Con el tiempo, Cristo advirtió que el relato cambiaba. Empezó con el nombre de Jesús. Al principio era solo Jesús, pero de ahí empezaron a llamarle Jesús el Mesías, o Jesús el Cristo, y al final simplemente Cristo. Cristo era la palabra de Dios, la luz del mundo. Cristo había sido crucificado. Cristo había resucitado de entre los muertos. En cierto modo, su muerte sería una gran redención, o una gran expiación. La gente estaba dispuesta a creerlo, aunque le costara explicárselo.

El relato también evolucionó en otros aspectos. La versión de la resurrección se mejoró sobremanera cuando empezó a contarse que después de que Tomás pidiera ver las heridas, Jesús (o Cristo) se las mostró y le permitió tocarlas para disipar sus dudas. Fue una experiencia inolvidable; no obstante, si el relato decía eso no podía decir también que los romanos le habían partido las piernas, como solían hacer con los crucificados, pues si un tipo de herida permanecía en su carne también debían hacerlo las demás, y un hombre con las piernas rotas no habría podido incorporarse en el jardín ni caminar hasta Emaús. Así pues, independientemente de lo que hubiera sucedido en realidad, la historia acabó contando que murió por la punzada de una lanza romana, y que conservó los huesos intactos. Y así fue como las historias empezaron a entrelazarse.
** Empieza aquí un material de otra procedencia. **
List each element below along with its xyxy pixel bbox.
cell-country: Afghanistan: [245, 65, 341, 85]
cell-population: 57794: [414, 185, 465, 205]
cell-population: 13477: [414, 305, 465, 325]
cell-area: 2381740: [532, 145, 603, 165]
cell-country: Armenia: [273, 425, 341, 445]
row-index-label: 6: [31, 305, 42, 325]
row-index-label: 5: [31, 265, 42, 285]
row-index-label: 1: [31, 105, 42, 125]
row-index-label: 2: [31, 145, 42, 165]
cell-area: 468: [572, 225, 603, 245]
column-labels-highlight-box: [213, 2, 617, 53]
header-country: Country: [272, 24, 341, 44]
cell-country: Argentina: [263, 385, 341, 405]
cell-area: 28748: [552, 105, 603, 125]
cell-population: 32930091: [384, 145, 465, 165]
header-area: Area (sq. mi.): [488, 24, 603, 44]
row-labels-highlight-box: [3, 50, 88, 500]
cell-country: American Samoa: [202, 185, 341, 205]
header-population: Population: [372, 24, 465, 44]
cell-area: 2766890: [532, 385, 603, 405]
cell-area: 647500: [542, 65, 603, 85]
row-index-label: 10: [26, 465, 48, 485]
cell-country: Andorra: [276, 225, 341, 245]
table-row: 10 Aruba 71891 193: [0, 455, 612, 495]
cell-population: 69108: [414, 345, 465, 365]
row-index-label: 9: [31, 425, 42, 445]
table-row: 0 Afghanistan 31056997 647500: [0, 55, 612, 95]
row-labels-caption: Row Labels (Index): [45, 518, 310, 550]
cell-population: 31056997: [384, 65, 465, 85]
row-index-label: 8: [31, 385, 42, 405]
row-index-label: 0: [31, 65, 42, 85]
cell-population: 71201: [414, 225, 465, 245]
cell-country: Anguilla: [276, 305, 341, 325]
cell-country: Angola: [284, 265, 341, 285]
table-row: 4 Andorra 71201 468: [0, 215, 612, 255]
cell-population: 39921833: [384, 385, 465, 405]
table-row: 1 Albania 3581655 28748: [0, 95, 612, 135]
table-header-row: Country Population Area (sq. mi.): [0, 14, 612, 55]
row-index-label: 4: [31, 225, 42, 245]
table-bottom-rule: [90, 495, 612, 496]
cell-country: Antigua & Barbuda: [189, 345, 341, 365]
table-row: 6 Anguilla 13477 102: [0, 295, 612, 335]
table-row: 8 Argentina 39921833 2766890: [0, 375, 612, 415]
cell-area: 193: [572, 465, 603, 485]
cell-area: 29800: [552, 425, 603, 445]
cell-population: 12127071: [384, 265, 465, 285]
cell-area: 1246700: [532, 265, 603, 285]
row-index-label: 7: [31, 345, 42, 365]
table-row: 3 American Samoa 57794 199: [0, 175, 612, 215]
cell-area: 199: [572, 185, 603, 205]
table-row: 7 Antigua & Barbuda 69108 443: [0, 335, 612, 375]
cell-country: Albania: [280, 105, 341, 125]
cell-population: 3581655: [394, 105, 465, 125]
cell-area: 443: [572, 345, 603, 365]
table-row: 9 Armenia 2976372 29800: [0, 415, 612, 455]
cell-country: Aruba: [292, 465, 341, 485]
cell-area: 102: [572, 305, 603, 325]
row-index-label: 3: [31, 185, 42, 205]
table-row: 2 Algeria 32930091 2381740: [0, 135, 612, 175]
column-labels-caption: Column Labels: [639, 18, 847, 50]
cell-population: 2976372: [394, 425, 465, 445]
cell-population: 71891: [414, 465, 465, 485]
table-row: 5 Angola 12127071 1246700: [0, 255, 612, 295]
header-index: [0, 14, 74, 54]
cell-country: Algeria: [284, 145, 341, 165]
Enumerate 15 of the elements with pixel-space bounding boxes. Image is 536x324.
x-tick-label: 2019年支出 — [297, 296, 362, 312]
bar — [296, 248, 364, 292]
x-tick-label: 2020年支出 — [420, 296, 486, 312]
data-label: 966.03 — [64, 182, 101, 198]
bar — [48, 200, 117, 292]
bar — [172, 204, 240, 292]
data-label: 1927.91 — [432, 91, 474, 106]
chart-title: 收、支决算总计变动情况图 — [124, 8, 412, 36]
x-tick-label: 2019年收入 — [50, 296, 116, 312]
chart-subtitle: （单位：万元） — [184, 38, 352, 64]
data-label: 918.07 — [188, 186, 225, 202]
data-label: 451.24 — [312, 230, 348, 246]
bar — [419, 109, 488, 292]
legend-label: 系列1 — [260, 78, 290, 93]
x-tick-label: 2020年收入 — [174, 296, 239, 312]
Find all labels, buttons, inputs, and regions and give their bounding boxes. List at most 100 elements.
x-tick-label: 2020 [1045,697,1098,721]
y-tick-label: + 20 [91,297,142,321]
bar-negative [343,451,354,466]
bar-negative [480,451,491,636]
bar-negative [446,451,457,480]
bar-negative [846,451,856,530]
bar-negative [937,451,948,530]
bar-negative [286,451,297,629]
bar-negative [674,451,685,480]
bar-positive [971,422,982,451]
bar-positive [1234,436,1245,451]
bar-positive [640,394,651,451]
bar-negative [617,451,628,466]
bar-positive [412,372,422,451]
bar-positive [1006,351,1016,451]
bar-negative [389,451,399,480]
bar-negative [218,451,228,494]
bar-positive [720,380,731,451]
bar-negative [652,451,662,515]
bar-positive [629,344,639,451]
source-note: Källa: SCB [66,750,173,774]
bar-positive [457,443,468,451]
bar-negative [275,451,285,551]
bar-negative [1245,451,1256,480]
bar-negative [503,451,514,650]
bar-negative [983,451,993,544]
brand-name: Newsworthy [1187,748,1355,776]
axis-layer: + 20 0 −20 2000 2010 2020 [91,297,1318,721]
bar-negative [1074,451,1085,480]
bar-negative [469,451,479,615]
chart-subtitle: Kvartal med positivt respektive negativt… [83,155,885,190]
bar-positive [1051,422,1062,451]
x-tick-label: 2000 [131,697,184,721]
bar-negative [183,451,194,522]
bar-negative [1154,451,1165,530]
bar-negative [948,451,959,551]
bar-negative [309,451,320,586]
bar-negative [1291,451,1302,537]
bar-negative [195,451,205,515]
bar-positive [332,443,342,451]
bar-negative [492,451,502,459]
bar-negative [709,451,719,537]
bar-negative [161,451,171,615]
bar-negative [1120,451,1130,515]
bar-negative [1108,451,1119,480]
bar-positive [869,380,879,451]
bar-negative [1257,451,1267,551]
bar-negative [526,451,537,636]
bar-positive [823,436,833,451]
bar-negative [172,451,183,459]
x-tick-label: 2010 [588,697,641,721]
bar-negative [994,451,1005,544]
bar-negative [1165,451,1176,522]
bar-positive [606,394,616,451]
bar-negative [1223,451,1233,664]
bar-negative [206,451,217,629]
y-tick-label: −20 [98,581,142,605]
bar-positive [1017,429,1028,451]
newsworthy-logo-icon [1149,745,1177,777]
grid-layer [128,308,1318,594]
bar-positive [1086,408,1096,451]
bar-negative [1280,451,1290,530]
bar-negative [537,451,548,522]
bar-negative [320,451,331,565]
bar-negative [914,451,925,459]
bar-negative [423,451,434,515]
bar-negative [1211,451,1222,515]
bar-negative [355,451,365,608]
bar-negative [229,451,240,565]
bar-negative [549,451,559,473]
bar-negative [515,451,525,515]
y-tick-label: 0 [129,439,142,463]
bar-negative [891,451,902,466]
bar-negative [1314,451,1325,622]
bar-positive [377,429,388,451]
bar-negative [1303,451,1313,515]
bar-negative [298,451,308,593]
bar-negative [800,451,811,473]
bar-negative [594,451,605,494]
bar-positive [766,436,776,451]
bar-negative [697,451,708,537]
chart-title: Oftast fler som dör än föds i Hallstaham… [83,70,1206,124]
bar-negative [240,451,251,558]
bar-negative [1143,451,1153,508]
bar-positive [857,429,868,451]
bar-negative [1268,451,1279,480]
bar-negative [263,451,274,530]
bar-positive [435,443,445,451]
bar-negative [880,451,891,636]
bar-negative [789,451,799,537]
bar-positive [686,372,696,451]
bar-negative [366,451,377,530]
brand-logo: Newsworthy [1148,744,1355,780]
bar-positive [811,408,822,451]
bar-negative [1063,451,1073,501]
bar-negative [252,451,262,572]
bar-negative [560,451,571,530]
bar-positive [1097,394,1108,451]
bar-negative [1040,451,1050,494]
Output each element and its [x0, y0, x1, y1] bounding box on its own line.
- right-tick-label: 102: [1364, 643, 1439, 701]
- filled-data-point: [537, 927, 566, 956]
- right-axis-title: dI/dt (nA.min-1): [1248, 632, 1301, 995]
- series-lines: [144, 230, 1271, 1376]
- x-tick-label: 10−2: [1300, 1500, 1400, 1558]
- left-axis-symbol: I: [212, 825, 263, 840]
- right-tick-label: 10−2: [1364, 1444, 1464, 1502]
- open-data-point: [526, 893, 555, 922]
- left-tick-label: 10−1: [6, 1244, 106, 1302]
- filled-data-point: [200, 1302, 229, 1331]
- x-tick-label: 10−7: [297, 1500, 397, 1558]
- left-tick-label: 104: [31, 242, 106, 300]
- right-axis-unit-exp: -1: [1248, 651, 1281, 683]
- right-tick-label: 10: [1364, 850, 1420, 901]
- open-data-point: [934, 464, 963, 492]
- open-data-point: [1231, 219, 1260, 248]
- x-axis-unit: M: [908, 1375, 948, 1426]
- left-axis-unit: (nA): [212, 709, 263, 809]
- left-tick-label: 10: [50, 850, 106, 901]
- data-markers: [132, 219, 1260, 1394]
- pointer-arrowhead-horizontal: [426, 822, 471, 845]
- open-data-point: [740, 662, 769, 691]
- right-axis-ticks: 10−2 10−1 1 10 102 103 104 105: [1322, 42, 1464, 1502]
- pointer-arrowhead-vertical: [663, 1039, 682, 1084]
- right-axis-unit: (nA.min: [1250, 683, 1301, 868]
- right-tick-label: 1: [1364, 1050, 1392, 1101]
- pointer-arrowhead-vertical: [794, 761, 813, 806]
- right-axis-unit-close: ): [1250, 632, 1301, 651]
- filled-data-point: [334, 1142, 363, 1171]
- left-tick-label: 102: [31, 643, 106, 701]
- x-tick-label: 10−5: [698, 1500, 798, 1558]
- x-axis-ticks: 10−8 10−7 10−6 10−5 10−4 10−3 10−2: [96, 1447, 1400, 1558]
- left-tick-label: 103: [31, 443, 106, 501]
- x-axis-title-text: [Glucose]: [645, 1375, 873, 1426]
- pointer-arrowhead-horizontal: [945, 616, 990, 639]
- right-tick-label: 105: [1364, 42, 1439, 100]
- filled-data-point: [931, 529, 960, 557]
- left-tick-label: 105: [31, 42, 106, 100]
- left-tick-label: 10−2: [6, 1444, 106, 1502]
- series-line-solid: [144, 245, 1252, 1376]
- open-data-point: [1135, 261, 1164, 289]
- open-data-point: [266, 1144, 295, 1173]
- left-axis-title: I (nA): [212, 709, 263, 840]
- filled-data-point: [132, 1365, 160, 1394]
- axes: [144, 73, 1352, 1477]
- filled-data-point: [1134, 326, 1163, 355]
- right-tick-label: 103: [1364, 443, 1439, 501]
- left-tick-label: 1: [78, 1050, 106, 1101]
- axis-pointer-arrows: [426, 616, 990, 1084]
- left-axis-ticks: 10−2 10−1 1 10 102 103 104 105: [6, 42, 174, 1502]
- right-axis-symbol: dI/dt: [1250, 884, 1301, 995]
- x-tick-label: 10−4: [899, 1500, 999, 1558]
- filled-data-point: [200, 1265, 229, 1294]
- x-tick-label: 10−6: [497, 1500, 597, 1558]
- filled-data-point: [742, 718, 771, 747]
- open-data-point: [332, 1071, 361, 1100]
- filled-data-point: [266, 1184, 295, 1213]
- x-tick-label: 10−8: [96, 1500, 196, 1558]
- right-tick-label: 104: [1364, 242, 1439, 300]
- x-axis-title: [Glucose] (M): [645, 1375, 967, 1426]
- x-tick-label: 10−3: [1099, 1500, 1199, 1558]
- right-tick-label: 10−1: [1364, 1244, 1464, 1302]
Cristo, lógicamente, había dejado tan poca huella en el mundo que nadie lo confundía con Jesús, pues era muy fácil olvidar que habían sido dos. Cristo sentía que su propio ser iba menguando a medida que el Cristo fruto de la especulación crecía en importancia y esplendor. Muy pronto el relato de Cristo comenzó a extenderse en el tiempo, hacia delante y hacia atrás. Hacia delante hasta el fin del mundo, hacia atrás antes de su nacimiento en un establo: Cristo era hijo de María, de eso no había duda, pero también era el hijo de Dios, un ser eterno y todopoderoso, un Dios perfecto y un hombre perfecto, engendrado antes que todos los mundos, que reinaba en los cielos a la derecha de su Padre.